The effects of the recent court rulings will be very problematic in another general election or in any parliamentary by-election before then. The costs, for example, of visits by party leaders and spokespeople, any accommodation and travel costs paid for them, and for party supporters, will have to be included in constituency expenditure limits. These costs alone may sometimes exceed what can be legally spent in a constituency. This was not, however, Parliament’s intention when major changes to election law were introduced by the Labour Government in 2000, and the consequences of this legislation have been the opposite of those intended.  

Prior to this, and for over a hundred years since Gladstone’s government introduced the Corrupt and Illegal Practices Act (1883), the principles concerning constituency spending limits were relatively clear.  When I was a constituency election agent in 1983, no expenditure could be committed within that constituency without my authority. But the introduction of the Political Parties Elections and Referendum Act of 2000 changed all that. As my party’s national Campaigns Officer in 2001, I could authorise expenditure on behalf of the national party to be spent in individual constituencies, providing that it did not name the candidate. The only limit was the cash available. By 2015, the Conservative Party was exploiting this loophole by spending £100,000s in individual constituencies aimed at promoting the election of an individual Conservative candidate, whilst claiming that as national party expenditure it was not subject to constituency limits.

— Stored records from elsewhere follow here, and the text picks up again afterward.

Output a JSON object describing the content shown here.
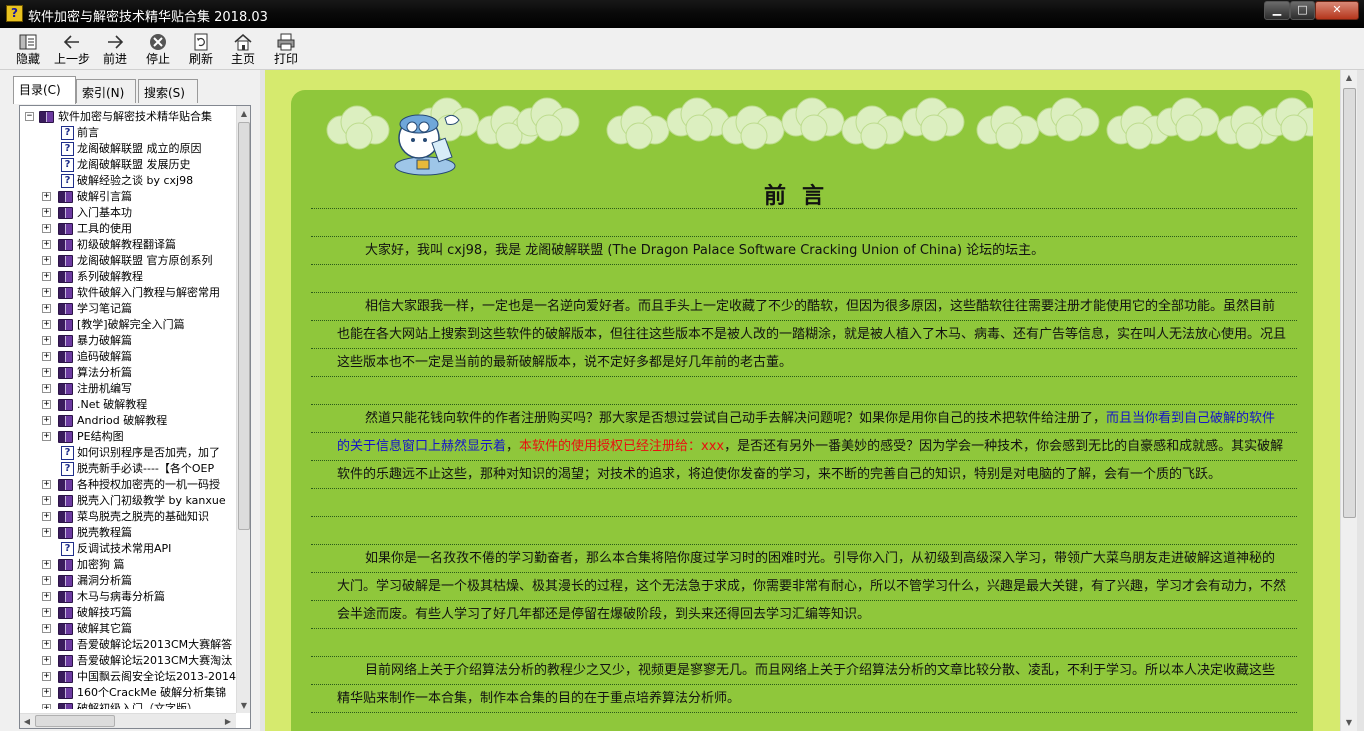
{
  "window": {
    "title": "软件加密与解密技术精华贴合集 2018.03",
    "app_icon": "?",
    "min": "▁",
    "max": "□",
    "close": "✕"
  },
  "toolbar": [
    {
      "key": "hide",
      "label": "隐藏",
      "icon": "hide-icon"
    },
    {
      "key": "back",
      "label": "上一步",
      "icon": "arrow-left-icon"
    },
    {
      "key": "forward",
      "label": "前进",
      "icon": "arrow-right-icon"
    },
    {
      "key": "stop",
      "label": "停止",
      "icon": "stop-icon"
    },
    {
      "key": "refresh",
      "label": "刷新",
      "icon": "refresh-icon"
    },
    {
      "key": "home",
      "label": "主页",
      "icon": "home-icon"
    },
    {
      "key": "print",
      "label": "打印",
      "icon": "print-icon"
    }
  ],
  "tabs": [
    "目录(C)",
    "索引(N)",
    "搜索(S)"
  ],
  "tree": [
    {
      "type": "root",
      "label": "软件加密与解密技术精华贴合集"
    },
    {
      "type": "page",
      "label": "前言"
    },
    {
      "type": "page",
      "label": "龙阁破解联盟 成立的原因"
    },
    {
      "type": "page",
      "label": "龙阁破解联盟 发展历史"
    },
    {
      "type": "page",
      "label": "破解经验之谈 by cxj98"
    },
    {
      "type": "book",
      "label": "破解引言篇"
    },
    {
      "type": "book",
      "label": "入门基本功"
    },
    {
      "type": "book",
      "label": "工具的使用"
    },
    {
      "type": "book",
      "label": "初级破解教程翻译篇"
    },
    {
      "type": "book",
      "label": "龙阁破解联盟 官方原创系列"
    },
    {
      "type": "book",
      "label": "系列破解教程"
    },
    {
      "type": "book",
      "label": "软件破解入门教程与解密常用"
    },
    {
      "type": "book",
      "label": "学习笔记篇"
    },
    {
      "type": "book",
      "label": "[教学]破解完全入门篇"
    },
    {
      "type": "book",
      "label": "暴力破解篇"
    },
    {
      "type": "book",
      "label": "追码破解篇"
    },
    {
      "type": "book",
      "label": "算法分析篇"
    },
    {
      "type": "book",
      "label": "注册机编写"
    },
    {
      "type": "book",
      "label": ".Net 破解教程"
    },
    {
      "type": "book",
      "label": "Andriod 破解教程"
    },
    {
      "type": "book",
      "label": "PE结构图"
    },
    {
      "type": "page",
      "label": "如何识别程序是否加壳，加了"
    },
    {
      "type": "page",
      "label": "脱壳新手必读----【各个OEP"
    },
    {
      "type": "book",
      "label": "各种授权加密壳的一机一码授"
    },
    {
      "type": "book",
      "label": "脱壳入门初级教学 by kanxue"
    },
    {
      "type": "book",
      "label": "菜鸟脱壳之脱壳的基础知识"
    },
    {
      "type": "book",
      "label": "脱壳教程篇"
    },
    {
      "type": "page",
      "label": "反调试技术常用API"
    },
    {
      "type": "book",
      "label": "加密狗 篇"
    },
    {
      "type": "book",
      "label": "漏洞分析篇"
    },
    {
      "type": "book",
      "label": "木马与病毒分析篇"
    },
    {
      "type": "book",
      "label": "破解技巧篇"
    },
    {
      "type": "book",
      "label": "破解其它篇"
    },
    {
      "type": "book",
      "label": "吾爱破解论坛2013CM大赛解答"
    },
    {
      "type": "book",
      "label": "吾爱破解论坛2013CM大赛淘汰"
    },
    {
      "type": "book",
      "label": "中国飘云阁安全论坛2013-2014"
    },
    {
      "type": "book",
      "label": "160个CrackMe 破解分析集锦"
    },
    {
      "type": "book",
      "label": "破解初级入门（文字版）"
    }
  ],
  "content": {
    "title": "前言",
    "p1": "大家好，我叫 cxj98，我是 龙阁破解联盟 (The Dragon Palace Software Cracking Union of China) 论坛的坛主。",
    "p2": "相信大家跟我一样，一定也是一名逆向爱好者。而且手头上一定收藏了不少的酷软，但因为很多原因，这些酷软往往需要注册才能使用它的全部功能。虽然目前也能在各大网站上搜索到这些软件的破解版本，但往往这些版本不是被人改的一踏糊涂，就是被人植入了木马、病毒、还有广告等信息，实在叫人无法放心使用。况且这些版本也不一定是当前的最新破解版本，说不定好多都是好几年前的老古董。",
    "p3a": "然道只能花钱向软件的作者注册购买吗？那大家是否想过尝试自己动手去解决问题呢？如果你是用你自己的技术把软件给注册了，",
    "p3b": "而且当你看到自己破解的软件的关于信息窗口上赫然显示着",
    "p3c": "，",
    "p3d": "本软件的使用授权已经注册给：xxx",
    "p3e": "，是否还有另外一番美妙的感受？因为学会一种技术，你会感到无比的自豪感和成就感。其实破解软件的乐趣远不止这些，那种对知识的渴望；对技术的追求，将迫使你发奋的学习，来不断的完善自己的知识，特别是对电脑的了解，会有一个质的飞跃。",
    "p4": "如果你是一名孜孜不倦的学习勤奋者，那么本合集将陪你度过学习时的困难时光。引导你入门，从初级到高级深入学习，带领广大菜鸟朋友走进破解这道神秘的大门。学习破解是一个极其枯燥、极其漫长的过程，这个无法急于求成，你需要非常有耐心，所以不管学习什么，兴趣是最大关键，有了兴趣，学习才会有动力，不然会半途而废。有些人学习了好几年都还是停留在爆破阶段，到头来还得回去学习汇编等知识。",
    "p5": "目前网络上关于介绍算法分析的教程少之又少，视频更是寥寥无几。而且网络上关于介绍算法分析的文章比较分散、凌乱，不利于学习。所以本人决定收藏这些精华贴来制作一本合集，制作本合集的目的在于重点培养算法分析师。"
  },
  "colors": {
    "panel": "#8fc73b",
    "outer": "#d6ea6e",
    "link_blue": "#1515c8",
    "link_red": "#e81010"
  }
}
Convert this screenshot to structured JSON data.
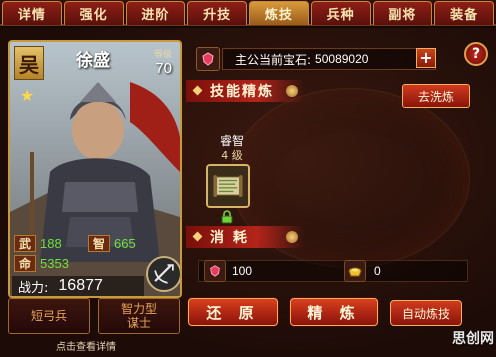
{
  "tabs": [
    {
      "label": "详情",
      "active": false
    },
    {
      "label": "强化",
      "active": false
    },
    {
      "label": "进阶",
      "active": false
    },
    {
      "label": "升技",
      "active": false
    },
    {
      "label": "炼技",
      "active": true
    },
    {
      "label": "兵种",
      "active": false
    },
    {
      "label": "副将",
      "active": false
    },
    {
      "label": "装备",
      "active": false
    }
  ],
  "general": {
    "faction": "吴",
    "name": "徐盛",
    "level_label": "等级",
    "level": "70",
    "stats": {
      "wu_label": "武",
      "wu": "188",
      "zhi_label": "智",
      "zhi": "665",
      "ming_label": "命",
      "ming": "5353"
    },
    "power_label": "战力:",
    "power": "16877",
    "troop_type": "短弓兵",
    "role_line1": "智力型",
    "role_line2": "谋士",
    "hint": "点击查看详情"
  },
  "gem": {
    "label": "主公当前宝石:",
    "value": "50089020",
    "plus": "+"
  },
  "help": "?",
  "refine": {
    "section_title": "技能精炼",
    "wash_button": "去洗炼",
    "skill_name": "睿智",
    "skill_level": "4 级"
  },
  "cost": {
    "section_title": "消 耗",
    "gem_cost": "100",
    "gold_cost": "0"
  },
  "actions": {
    "restore": "还 原",
    "refine": "精 炼",
    "auto": "自动炼技"
  },
  "watermark": "思创网",
  "colors": {
    "accent_red": "#b3241a",
    "gold_border": "#c79a3a",
    "stat_green": "#6fe03c"
  }
}
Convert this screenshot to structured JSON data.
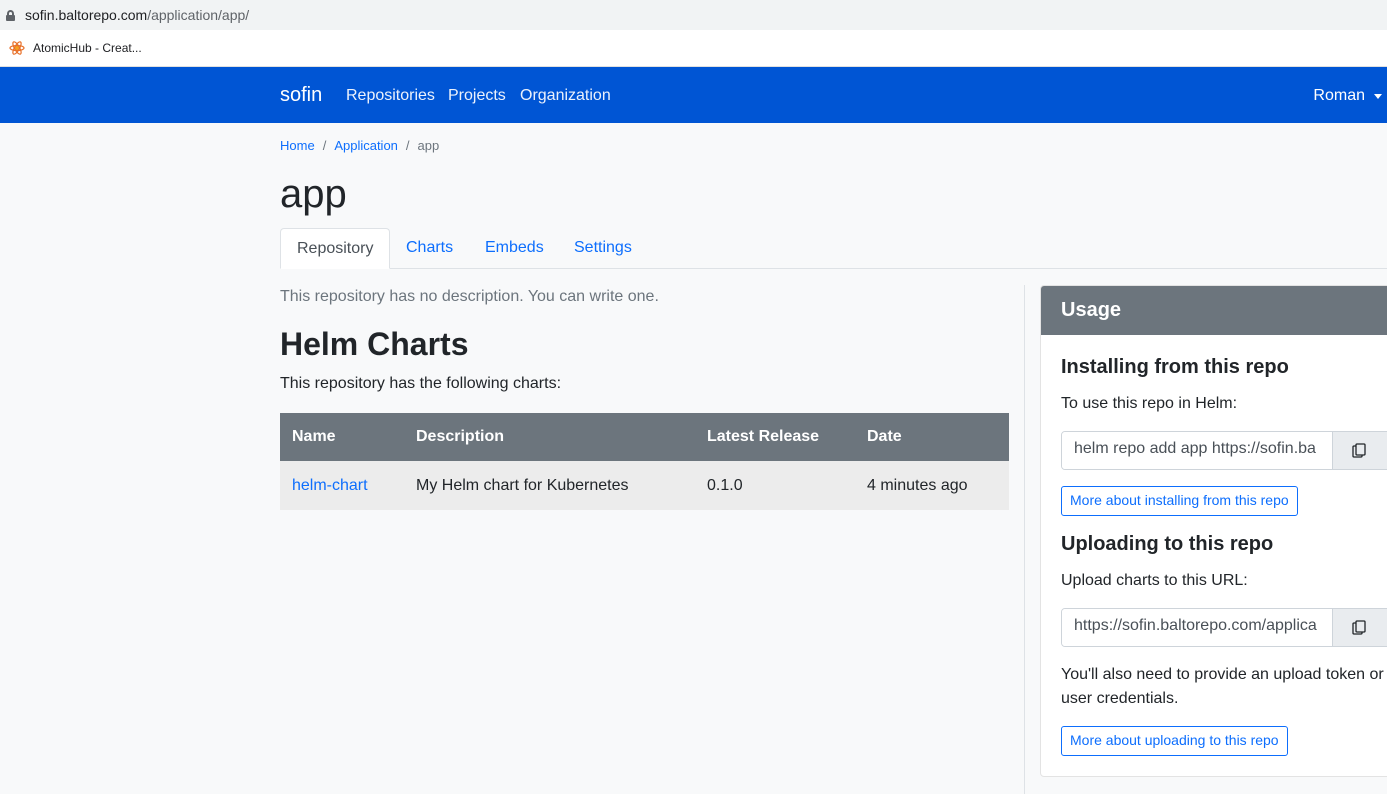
{
  "browser": {
    "url_host": "sofin.baltorepo.com",
    "url_path": "/application/app/",
    "bookmark": "AtomicHub - Creat..."
  },
  "nav": {
    "brand": "sofin",
    "links": [
      "Repositories",
      "Projects",
      "Organization"
    ],
    "user": "Roman"
  },
  "breadcrumb": {
    "home": "Home",
    "application": "Application",
    "current": "app",
    "separator": "/"
  },
  "page": {
    "title": "app",
    "tabs": [
      "Repository",
      "Charts",
      "Embeds",
      "Settings"
    ],
    "active_tab": "Repository",
    "description": "This repository has no description. You can write one.",
    "section_title": "Helm Charts",
    "section_subtitle": "This repository has the following charts:"
  },
  "table": {
    "headers": [
      "Name",
      "Description",
      "Latest Release",
      "Date"
    ],
    "rows": [
      {
        "name": "helm-chart",
        "description": "My Helm chart for Kubernetes",
        "release": "0.1.0",
        "date": "4 minutes ago"
      }
    ]
  },
  "usage": {
    "header": "Usage",
    "install_title": "Installing from this repo",
    "install_text": "To use this repo in Helm:",
    "install_command": "helm repo add app https://sofin.ba",
    "install_button": "More about installing from this repo",
    "upload_title": "Uploading to this repo",
    "upload_text": "Upload charts to this URL:",
    "upload_url": "https://sofin.baltorepo.com/applica",
    "upload_note": "You'll also need to provide an upload token or user credentials.",
    "upload_button": "More about uploading to this repo"
  },
  "colors": {
    "navbar": "#0055d4",
    "link": "#0d6efd",
    "table_header": "#6c757d"
  }
}
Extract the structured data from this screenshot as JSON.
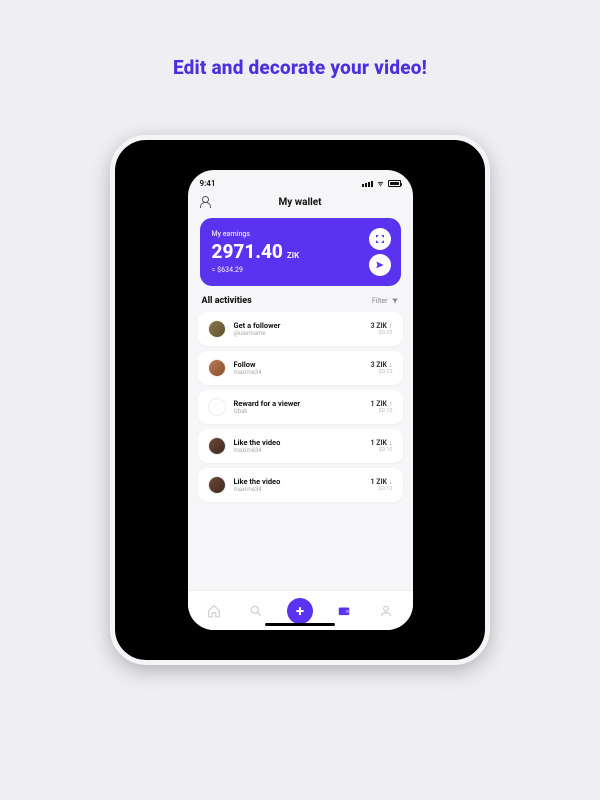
{
  "promo": {
    "title": "Edit and decorate your video!"
  },
  "statusbar": {
    "time": "9:41"
  },
  "header": {
    "title": "My wallet"
  },
  "earnings": {
    "label": "My earnings",
    "amount": "2971.40",
    "currency": "ZIK",
    "usd": "= $634.29"
  },
  "section": {
    "title": "All activities",
    "filter_label": "Filter"
  },
  "activities": [
    {
      "title": "Get a follower",
      "sub": "@username",
      "amount": "3 ZIK",
      "usd": "$0.25",
      "dir": "up",
      "avatar_bg": "linear-gradient(135deg,#8d7a4d,#5b4f2b)"
    },
    {
      "title": "Follow",
      "sub": "maxime34",
      "amount": "3 ZIK",
      "usd": "$0.25",
      "dir": "down",
      "avatar_bg": "linear-gradient(135deg,#b77b55,#8b4e2e)"
    },
    {
      "title": "Reward for a viewer",
      "sub": "Obak",
      "amount": "1 ZIK",
      "usd": "$0.10",
      "dir": "up",
      "avatar_bg": "#fff"
    },
    {
      "title": "Like the video",
      "sub": "maxime34",
      "amount": "1 ZIK",
      "usd": "$0.10",
      "dir": "down",
      "avatar_bg": "linear-gradient(135deg,#6a4838,#3f2a1f)"
    },
    {
      "title": "Like the video",
      "sub": "maxime34",
      "amount": "1 ZIK",
      "usd": "$0.10",
      "dir": "down",
      "avatar_bg": "linear-gradient(135deg,#6a4838,#3f2a1f)"
    }
  ],
  "colors": {
    "accent": "#5a33f0"
  }
}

The introduction in 2000 of national spending limits (approximately £20m for a party contesting every seat in Great Britain) was aimed at creating a more level playing field in election campaigns. But it had the opposite effect as a great proportion of that sum could be concentrated on marginal seats to pay for things like direct mail letters from Party Leaders addressed personally to voters within those seats.

The legislative changes then have caused confusion and controversy. The conclusion of the Thanet South court case removes any excuse for failure to act. The Electoral Commission is currently consulting about how secondary legislation could address these issues. It must firmly recommend what needs to be done, and not just anticipate what any government might favour in its own party interest.

Lord Rennard is a former constituency agent, was the Liberal Democrats’ Director of Campaign & Elections (1989 – 2003) and Chief Executive (2003 – 2009) and is the author the political memoir ‘Winning Here’ (Biteback publications).